« Comment peut-on mieux faire pour répondre à un contentieux qui ne faiblit pas ? » La question, posée par le commandant de la compagnie de gendarmerie de Châteaulin, Yann Favennec, lors du bilan annuel, le vendredi 20 mars 2026, résume l’enjeu. En 2025, dans le pays de Châteaulin, 346 procédures judiciaires pour violences intrafamiliales ont été enregistrées, soit une hausse de 17 % par rapport à 2024. Au total, 465 victimes ont été recensées.
Un chiffre en apparence alarmant, mais que le commandant nuance : « Cette hausse se traduit aussi par une meilleure “porte ouverte” de la gendarmerie. Les victimes peuvent davantage aller en confiance vers la justice ».
Un binôme clé entre le pénal et le social
Au cœur de cette évolution, le travail conjoint entre la Cellule de protection des familles (CPF) et l’intervenante sociale en gendarmerie (ISG). Dans le pays de Châteaulin, six militaires sont désormais spécialisés au sein de la cellule. À leurs côtés, Émilie Le Gall intervient sur le volet social : relogement, accompagnement, accès aux droits.
« Auparavant, on judiciarisait et on tentait tant bien que mal d’orienter vers les associations. Aujourd’hui, nous disposons d’une “courroie” essentielle », souligne le commandant.
En 2025, 92 signalements ont été effectués par les gendarmes vers l’ISG. Un chiffre qui ne reflète qu’une partie de son activité, puisqu’elle traite également des situations via ses partenaires (services sociaux, communes, associations…).
Une expertise renforcée, notamment pour les mineurs
La spécialisation des enquêteurs permet une prise en charge complète des dossiers, dans un cadre adapté à des situations souvent sensibles. Les mineurs font l’objet d’une attention particulière.

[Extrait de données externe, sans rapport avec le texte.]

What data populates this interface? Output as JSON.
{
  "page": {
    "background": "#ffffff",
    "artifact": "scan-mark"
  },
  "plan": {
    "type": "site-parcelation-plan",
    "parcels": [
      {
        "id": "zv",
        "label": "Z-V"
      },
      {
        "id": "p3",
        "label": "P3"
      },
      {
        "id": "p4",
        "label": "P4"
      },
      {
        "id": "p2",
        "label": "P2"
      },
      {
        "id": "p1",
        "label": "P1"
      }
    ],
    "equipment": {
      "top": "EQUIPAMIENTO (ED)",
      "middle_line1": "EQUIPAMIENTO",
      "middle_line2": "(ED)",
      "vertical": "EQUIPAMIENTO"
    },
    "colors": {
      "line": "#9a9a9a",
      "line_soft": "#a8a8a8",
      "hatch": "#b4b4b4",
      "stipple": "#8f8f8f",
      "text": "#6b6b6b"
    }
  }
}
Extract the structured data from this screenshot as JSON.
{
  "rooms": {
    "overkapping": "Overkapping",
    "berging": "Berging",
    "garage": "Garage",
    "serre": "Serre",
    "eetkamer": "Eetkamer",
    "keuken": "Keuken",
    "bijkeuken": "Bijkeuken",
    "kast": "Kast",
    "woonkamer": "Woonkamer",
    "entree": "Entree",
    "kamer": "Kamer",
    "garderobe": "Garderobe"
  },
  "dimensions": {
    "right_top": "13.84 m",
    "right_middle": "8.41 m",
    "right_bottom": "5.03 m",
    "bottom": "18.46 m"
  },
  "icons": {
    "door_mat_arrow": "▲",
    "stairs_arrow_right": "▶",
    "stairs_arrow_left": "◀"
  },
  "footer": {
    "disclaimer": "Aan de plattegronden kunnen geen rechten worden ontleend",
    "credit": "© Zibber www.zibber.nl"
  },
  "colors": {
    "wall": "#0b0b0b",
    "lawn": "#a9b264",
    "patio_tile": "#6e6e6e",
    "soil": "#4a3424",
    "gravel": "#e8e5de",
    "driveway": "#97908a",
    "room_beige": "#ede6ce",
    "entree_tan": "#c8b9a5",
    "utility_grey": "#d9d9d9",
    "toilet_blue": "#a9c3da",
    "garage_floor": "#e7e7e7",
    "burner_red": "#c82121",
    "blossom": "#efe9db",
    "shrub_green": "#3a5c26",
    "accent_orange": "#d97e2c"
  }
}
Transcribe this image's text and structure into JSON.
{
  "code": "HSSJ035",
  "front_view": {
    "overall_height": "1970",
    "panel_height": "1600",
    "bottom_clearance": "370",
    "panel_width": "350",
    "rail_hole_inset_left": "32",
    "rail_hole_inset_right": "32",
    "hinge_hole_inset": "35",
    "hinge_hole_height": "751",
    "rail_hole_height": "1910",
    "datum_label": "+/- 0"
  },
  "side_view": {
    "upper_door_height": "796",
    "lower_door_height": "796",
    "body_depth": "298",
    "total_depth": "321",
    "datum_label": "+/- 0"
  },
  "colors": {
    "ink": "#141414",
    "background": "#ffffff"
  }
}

Quand un enfant ressort en ayant été écouté et cru, on se dit que notre travail fait sens.
En 2025, 155 auditions filmées, dites « auditions Mélanie », ont été réalisées, dont 115 au sein de l’Unité d’accueil pédiatrique enfance en danger (UAPED) de Quimper. Objectif : recueillir la parole de l’enfant dans un environnement sécurisé, en limitant le traumatisme. « C’est très difficile d’entendre certaines choses », confie l’adjudante Sandrine (*), de la brigade de Pleyben. « Mais quand un enfant ressort en ayant été écouté et cru, on se dit que notre travail fait sens. »

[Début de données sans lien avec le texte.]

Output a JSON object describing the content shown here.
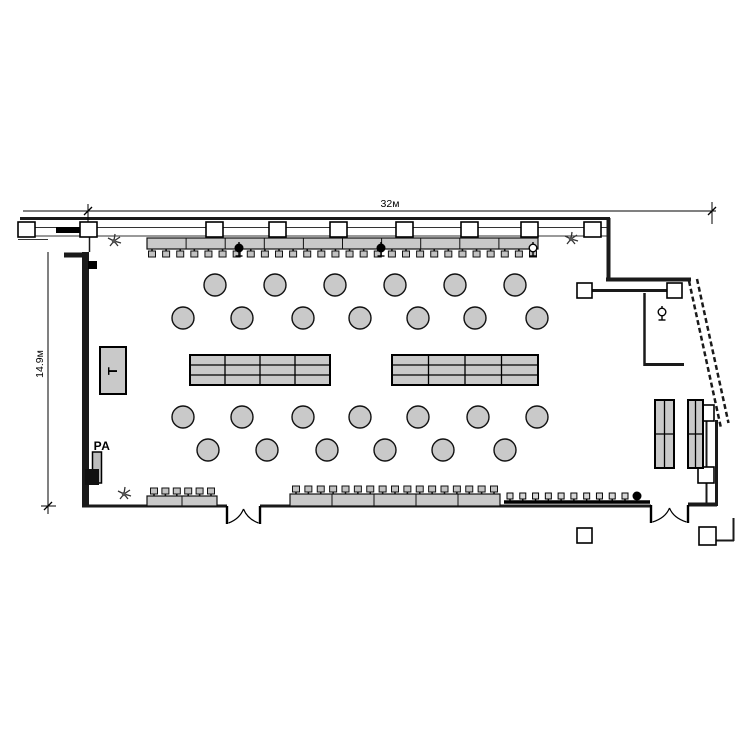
{
  "diagram": {
    "type": "floor-plan",
    "dimensions": {
      "width_label": "32м",
      "height_label": "14.9м"
    },
    "labels": {
      "stage": "T",
      "speaker": "PA"
    },
    "colors": {
      "background": "#ffffff",
      "furniture_fill": "#c9c9c9",
      "outline": "#111111",
      "wall": "#1a1a1a"
    },
    "counts": {
      "round_tables": 26,
      "banquet_tables": 2,
      "side_tables": 2,
      "buffet_tables": 3,
      "wall_columns_top": 9,
      "wall_columns_right": 5,
      "plants": 3,
      "microphones": 5,
      "double_doors": 2
    },
    "round_tables": {
      "radius": 11,
      "rows": [
        {
          "y": 285,
          "x": [
            215,
            275,
            335,
            395,
            455,
            515
          ]
        },
        {
          "y": 318,
          "x": [
            183,
            242,
            303,
            360,
            418,
            475,
            537
          ]
        },
        {
          "y": 417,
          "x": [
            183,
            242,
            303,
            360,
            418,
            478,
            537
          ]
        },
        {
          "y": 450,
          "x": [
            208,
            267,
            327,
            385,
            443,
            505
          ]
        }
      ]
    },
    "banquet_tables": [
      {
        "x": 190,
        "y": 355,
        "w": 140,
        "h": 30,
        "cols": 4,
        "rows": 3
      },
      {
        "x": 392,
        "y": 355,
        "w": 146,
        "h": 30,
        "cols": 4,
        "rows": 3
      }
    ],
    "side_tables": [
      {
        "x": 655,
        "y": 400,
        "w": 19,
        "h": 68,
        "cols": 2,
        "rows": 2
      },
      {
        "x": 688,
        "y": 400,
        "w": 15,
        "h": 68,
        "cols": 2,
        "rows": 2
      }
    ],
    "buffets": [
      {
        "name": "top-buffet",
        "x": 147,
        "y": 238,
        "w": 391,
        "h": 11,
        "segments": 10,
        "stools": {
          "side": "bottom",
          "count": 28,
          "x1": 152,
          "x2": 533
        }
      },
      {
        "name": "bottom-left-buffet",
        "x": 147,
        "y": 496,
        "w": 70,
        "h": 10,
        "segments": 2,
        "stools": {
          "side": "top",
          "count": 6,
          "x1": 154,
          "x2": 211
        }
      },
      {
        "name": "bottom-mid-buffet",
        "x": 290,
        "y": 494,
        "w": 210,
        "h": 12,
        "segments": 5,
        "stools": {
          "side": "top",
          "count": 17,
          "x1": 296,
          "x2": 494
        }
      }
    ],
    "counter": {
      "x1": 504,
      "y": 502,
      "x2": 650,
      "stools": {
        "count": 10,
        "x1": 510,
        "x2": 625
      }
    },
    "structures": {
      "top_columns": {
        "y": 222,
        "w": 17,
        "h": 15,
        "x": [
          18,
          80,
          206,
          269,
          330,
          396,
          461,
          521,
          584
        ]
      },
      "right_columns": [
        {
          "x": 577,
          "y": 283,
          "w": 15,
          "h": 15
        },
        {
          "x": 667,
          "y": 283,
          "w": 15,
          "h": 15
        },
        {
          "x": 698,
          "y": 405,
          "w": 16,
          "h": 16
        },
        {
          "x": 698,
          "y": 467,
          "w": 16,
          "h": 16
        },
        {
          "x": 699,
          "y": 527,
          "w": 17,
          "h": 18
        }
      ],
      "freestanding_box": {
        "x": 577,
        "y": 528,
        "w": 15,
        "h": 15
      }
    },
    "doors": [
      {
        "x1": 227,
        "x2": 260,
        "y": 506
      },
      {
        "x1": 651,
        "x2": 688,
        "y": 505
      }
    ],
    "plants": [
      {
        "x": 114,
        "y": 241
      },
      {
        "x": 571,
        "y": 239
      },
      {
        "x": 124,
        "y": 494
      }
    ],
    "microphones": [
      {
        "x": 533,
        "y": 250,
        "filled": false
      },
      {
        "x": 662,
        "y": 314,
        "filled": false
      },
      {
        "x": 239,
        "y": 250,
        "filled": true
      },
      {
        "x": 381,
        "y": 250,
        "filled": true
      },
      {
        "x": 637,
        "y": 496,
        "type": "dot"
      }
    ],
    "stage": {
      "x": 100,
      "y": 347,
      "w": 26,
      "h": 47
    },
    "pa_speaker": {
      "x": 92.5,
      "y": 452,
      "w": 9,
      "h": 31
    }
  }
}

Consolider le dispositif en 2026
Créée en 2023 à Châteaulin, la cellule s’inscrit dans une dynamique plus large de renforcement des moyens. Le nombre d’intervenantes sociales a ainsi été porté de deux à six dans le Finistère depuis 2021. En 2026, l’objectif est clair : poursuivre le développement du dispositif et renforcer la prévention.
« L’enjeu est d’encourager celles et ceux qui hésitent encore à franchir le seuil de la gendarmerie », insiste le commandant. Car au-delà des chiffres, c’est bien la capacité à détecter et accompagner des situations souvent invisibles qui reste au cœur du dispositif.
*Les noms de famille ne sont pas communiqués en raison de la protection de l’identité des militaires.